Bitcoin’s New Compass: Saylor Declares Halving Cycle Dead, Points to Capital Flows

Michael Saylor, chief of Strategy, delivered a sharp verdict today, April 4, 2026: Bitcoin’s long-revered four-year cycle is over. He declared it dead.
The global consensus now frames BTC as digital capital. Its price, Saylor asserted on X, no longer dances to the halving beat. Instead, capital flows dictate its trajectory.
This isn’t a minor pronouncement. Saylor’s company, Strategy, commands the largest corporate treasury of Bitcoin, holding 762,099 BTC—a staggering $51.39 billion. His words carry weight. He sees bank and digital credit as the new engines for Bitcoin’s growth. This perspective underscores a fundamental shift: Bitcoin’s valuation moving beyond its intrinsic issuance mechanics to broader financial integration.
For years, the halving event defined market expectations. Every four years, Bitcoin’s protocol cuts the supply of new coins to miners by half. Historically, 2012, 2016, and 2020 halvings preceded massive bull runs in 2013, 2017, and 2021. The logic was simple: less new supply, sustained demand, higher prices. The most recent halving occurred in 2024, yet Saylor now dismisses this pattern.

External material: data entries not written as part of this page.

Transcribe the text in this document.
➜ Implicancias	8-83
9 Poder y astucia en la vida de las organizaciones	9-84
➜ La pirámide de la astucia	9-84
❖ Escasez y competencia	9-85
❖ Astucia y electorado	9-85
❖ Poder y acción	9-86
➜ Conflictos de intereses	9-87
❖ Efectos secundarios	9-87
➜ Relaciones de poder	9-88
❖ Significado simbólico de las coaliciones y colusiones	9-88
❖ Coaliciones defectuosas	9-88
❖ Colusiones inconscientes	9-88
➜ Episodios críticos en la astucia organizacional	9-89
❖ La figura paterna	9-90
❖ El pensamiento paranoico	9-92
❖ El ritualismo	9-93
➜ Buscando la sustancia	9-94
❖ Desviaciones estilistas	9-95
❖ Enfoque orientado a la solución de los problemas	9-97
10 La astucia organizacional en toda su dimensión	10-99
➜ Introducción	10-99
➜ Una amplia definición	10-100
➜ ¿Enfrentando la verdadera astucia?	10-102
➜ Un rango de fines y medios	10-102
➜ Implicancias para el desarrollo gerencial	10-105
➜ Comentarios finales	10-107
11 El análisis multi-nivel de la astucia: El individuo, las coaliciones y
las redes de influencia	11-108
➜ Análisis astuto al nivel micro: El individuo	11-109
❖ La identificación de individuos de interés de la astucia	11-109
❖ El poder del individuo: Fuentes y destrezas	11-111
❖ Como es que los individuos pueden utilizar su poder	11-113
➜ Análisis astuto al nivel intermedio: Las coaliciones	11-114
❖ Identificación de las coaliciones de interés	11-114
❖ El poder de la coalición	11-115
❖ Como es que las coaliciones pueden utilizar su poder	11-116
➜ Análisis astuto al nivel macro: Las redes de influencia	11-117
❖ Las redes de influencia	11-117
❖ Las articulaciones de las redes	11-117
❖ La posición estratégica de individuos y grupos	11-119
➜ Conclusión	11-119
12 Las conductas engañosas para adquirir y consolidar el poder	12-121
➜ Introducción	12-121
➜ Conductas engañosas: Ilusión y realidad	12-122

The advent of spot Bitcoin exchange-traded funds (ETFs) in major markets like the U.S. has democratized institutional access, pouring unprecedented volumes of capital into the asset. This structural change significantly amplified external financial forces over internal supply mechanisms, giving credence to Saylor’s argument.
Saylor also sounded a stark warning. The greatest risk to Bitcoin, he stressed, isn’t market volatility or external attacks. It’s “bad ideas that generate iatrogenic changes in the protocol.” The medical term “iatrogenic” describes harm caused by an attempted cure. Applied to Bitcoin, it means well-intentioned modifications that inadvertently damage its core properties: limited supply, network security, or decentralization. Bitcoin’s strength, in this view, lies in its predictable, unyielding rules. Tampering with them, even to ‘optimize,’ could erode the very trust that underpins its value as digital capital.